I have attempted to use a dictionary to replace Cyrillic words from a Unicode txt file. I wasn't expecting replacing words to be difficult, but when dealing with Cyrillic text, there is an added element of 16-bytes or 8-bytes that are an issue. I've tried many different codes, but none seem to work. I would really appreciate any help!
My dictionary is in a file called 'chars' and has things like:
cyrillic_ordinals = {
u'первый' : u'one',
u'второй' : u'two',
u'третий' : u'three',
u'четвёртый' : u'four' }
I'm not sure why my code isn't working. For context, the beginning of the code is the replacement definition (that has error) and the latter half of the code is just for specifying the input and output file.
import sys
import codecs
import os
import chars
def replaceordinals(text, cyrillic_ordinals):
for i, j in cyrillic_ordinals.iteritems():
text = text.replace(i, j)
return text
def readAndWrite(input_file, output_file):
try:
w_f = codecs.open(output_file, encoding='utf-8', mode='w+')
except IOError:
print("Can't create or edit output file. Do you have rights to create file here?")

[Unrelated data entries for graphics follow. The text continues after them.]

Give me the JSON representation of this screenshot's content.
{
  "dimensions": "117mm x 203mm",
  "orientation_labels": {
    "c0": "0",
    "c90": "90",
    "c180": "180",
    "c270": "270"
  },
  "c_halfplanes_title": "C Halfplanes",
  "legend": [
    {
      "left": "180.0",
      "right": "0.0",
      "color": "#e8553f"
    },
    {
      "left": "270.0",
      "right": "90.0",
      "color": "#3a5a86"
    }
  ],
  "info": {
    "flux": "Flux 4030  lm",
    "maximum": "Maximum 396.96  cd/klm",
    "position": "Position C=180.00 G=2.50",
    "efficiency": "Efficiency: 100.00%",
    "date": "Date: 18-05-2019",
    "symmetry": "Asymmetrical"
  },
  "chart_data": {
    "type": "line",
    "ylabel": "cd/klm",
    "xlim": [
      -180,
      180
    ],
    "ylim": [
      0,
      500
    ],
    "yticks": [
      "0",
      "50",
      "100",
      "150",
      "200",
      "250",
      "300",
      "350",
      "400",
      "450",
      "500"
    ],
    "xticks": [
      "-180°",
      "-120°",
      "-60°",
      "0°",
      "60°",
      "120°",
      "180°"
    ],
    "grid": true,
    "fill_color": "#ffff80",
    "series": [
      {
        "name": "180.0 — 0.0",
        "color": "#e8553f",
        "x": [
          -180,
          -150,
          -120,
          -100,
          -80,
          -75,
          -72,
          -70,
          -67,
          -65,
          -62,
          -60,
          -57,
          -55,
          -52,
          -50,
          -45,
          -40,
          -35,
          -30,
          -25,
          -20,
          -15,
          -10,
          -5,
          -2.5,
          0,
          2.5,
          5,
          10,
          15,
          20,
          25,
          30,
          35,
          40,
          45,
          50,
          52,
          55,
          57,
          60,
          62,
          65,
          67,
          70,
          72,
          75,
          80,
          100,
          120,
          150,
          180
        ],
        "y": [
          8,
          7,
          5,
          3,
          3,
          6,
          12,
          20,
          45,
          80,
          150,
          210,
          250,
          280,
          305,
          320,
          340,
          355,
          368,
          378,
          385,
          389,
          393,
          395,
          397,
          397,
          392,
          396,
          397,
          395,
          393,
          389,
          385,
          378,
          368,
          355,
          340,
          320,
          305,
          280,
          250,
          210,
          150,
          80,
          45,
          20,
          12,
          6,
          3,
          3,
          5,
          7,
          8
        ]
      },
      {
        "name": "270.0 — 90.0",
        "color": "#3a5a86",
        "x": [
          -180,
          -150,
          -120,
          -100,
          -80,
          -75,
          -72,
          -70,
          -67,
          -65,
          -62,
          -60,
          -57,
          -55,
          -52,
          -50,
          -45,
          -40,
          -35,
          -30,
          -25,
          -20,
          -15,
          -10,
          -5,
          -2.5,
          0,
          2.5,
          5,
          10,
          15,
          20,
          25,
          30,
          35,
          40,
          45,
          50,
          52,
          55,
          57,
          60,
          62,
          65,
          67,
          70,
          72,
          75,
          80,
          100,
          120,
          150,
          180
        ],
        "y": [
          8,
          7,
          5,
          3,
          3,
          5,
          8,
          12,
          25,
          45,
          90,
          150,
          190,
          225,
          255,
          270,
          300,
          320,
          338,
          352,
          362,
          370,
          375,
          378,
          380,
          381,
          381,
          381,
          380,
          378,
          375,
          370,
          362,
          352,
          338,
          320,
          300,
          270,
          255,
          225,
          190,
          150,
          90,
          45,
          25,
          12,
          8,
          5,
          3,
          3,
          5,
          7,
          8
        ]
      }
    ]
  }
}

print("For unix systems try to use \"sudo python\" instead of \"python\"")
try:
i_f = codecs.open(input_file, encoding='utf-8')
for line in i_f:
w_f.write(replaceordinals(line, chars.cyrillic_ordinals))
except IOError:
print("Can't read input file. Check your path to input file")
except:
try:
i_f = codecs.open(input_file, encoding='utf-16')
for line in i_f:
w_f.write(replaceordinals(line, chars.cyrillic_ordinals))
except IOError:
print("Can't read input file. Check your path to input file")
def main(argv):
#If user didn't provide path to input and/or output file - show an error, otherwise - try to run processing
if len(argv) != 3:
print("Missing file arguments.\nFormat: python " + argv[0] + " /home/user/Desktop/input_file.txt /home/user/Desktop/output_file.txt")
else:
readAndWrite(argv[1], argv[2])
if __name__ == "__main__":
main(sys.argv)
The output file that is created does not change and the Cyrillic text is not replaced by one, two, etc. Does anyone know how to fix this?